China's advantage in this sector stems from how it combines the financial resources and intelligence machinery of the state with the access of the private sector to acquire foreign intellectual property. China then uses its state sovereignty to shield itself from redress. Western democracies need to provide legal support, funding, training, and sanctions to help their own companies resist and deter such attacks. The case of LEOs is just one example of China's strategy, highlighting the need for democratic governments to take a larger role in safeguarding the private sector from state-sponsored predation and lawfare.

One more thing…

China Considered the Number One Threat to the US, Especially Among Conservatives

China beats out Russia as the new top security threat in a recent survey, which means that China bashing is likely good politics for political candidates, especially Republicans.

In a recent Pew survey, half of US respondents named China as the number one foreign threat to the country, far exceeding the fifth of respondents who named Russia. This marks a sharp increase since 2019 when Russia was top of the list, and in particular since 2007, when it was Iran.
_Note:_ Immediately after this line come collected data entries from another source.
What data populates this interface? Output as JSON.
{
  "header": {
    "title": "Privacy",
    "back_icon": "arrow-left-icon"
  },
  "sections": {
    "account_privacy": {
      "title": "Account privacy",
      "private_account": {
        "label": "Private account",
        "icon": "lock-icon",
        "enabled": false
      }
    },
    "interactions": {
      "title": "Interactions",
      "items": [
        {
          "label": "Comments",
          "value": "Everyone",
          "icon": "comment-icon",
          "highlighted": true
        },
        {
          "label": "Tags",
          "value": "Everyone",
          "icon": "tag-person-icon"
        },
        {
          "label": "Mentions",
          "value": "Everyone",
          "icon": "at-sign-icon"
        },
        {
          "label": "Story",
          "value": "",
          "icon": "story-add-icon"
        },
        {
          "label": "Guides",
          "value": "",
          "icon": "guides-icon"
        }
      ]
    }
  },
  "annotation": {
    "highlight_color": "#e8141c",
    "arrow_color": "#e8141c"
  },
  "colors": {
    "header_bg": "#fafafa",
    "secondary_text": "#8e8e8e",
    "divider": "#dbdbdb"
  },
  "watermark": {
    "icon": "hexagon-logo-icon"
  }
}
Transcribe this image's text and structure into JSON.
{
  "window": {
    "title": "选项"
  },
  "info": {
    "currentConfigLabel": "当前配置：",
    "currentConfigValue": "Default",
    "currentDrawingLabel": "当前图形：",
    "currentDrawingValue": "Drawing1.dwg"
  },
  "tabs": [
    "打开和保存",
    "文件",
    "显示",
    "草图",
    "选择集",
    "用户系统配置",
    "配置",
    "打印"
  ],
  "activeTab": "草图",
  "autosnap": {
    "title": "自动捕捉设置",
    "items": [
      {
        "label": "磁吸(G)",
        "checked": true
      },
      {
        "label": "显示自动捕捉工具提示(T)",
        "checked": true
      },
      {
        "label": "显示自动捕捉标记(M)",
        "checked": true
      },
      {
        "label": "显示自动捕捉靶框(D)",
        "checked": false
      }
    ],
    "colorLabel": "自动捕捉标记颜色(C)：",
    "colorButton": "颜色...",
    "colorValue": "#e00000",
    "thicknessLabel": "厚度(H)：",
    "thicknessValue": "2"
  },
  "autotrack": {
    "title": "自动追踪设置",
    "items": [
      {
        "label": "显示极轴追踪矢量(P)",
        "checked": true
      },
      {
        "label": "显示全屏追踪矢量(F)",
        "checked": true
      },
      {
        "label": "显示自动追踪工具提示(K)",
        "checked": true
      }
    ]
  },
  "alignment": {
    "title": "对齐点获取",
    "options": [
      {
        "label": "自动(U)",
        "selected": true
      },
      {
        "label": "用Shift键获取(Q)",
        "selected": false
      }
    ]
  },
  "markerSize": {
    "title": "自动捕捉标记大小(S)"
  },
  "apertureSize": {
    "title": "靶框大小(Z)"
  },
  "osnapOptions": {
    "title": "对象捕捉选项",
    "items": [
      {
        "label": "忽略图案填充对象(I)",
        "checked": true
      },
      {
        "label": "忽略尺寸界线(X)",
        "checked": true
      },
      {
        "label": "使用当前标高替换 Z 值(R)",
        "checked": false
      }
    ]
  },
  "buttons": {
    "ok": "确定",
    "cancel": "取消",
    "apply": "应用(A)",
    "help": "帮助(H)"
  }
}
Conservative Republicans are more likely to name China, while liberal Democrats are more likely to name Russia as the number one threat to the US. This alignment correlates with how 2024 presidential candidates are positioning themselves on foreign policy. Ron DeSantis is reportedly looking to make a major speech on China in the coming days to help boost his recent slide in polls. China bashing therefore looks likely to be good politics for political candidates in the lead up to the 2024 election. The challenge for the eventual victor in 2024 will be that while China bashing clearly generates benefits for campaigning, it creates a number of complications for actually governing.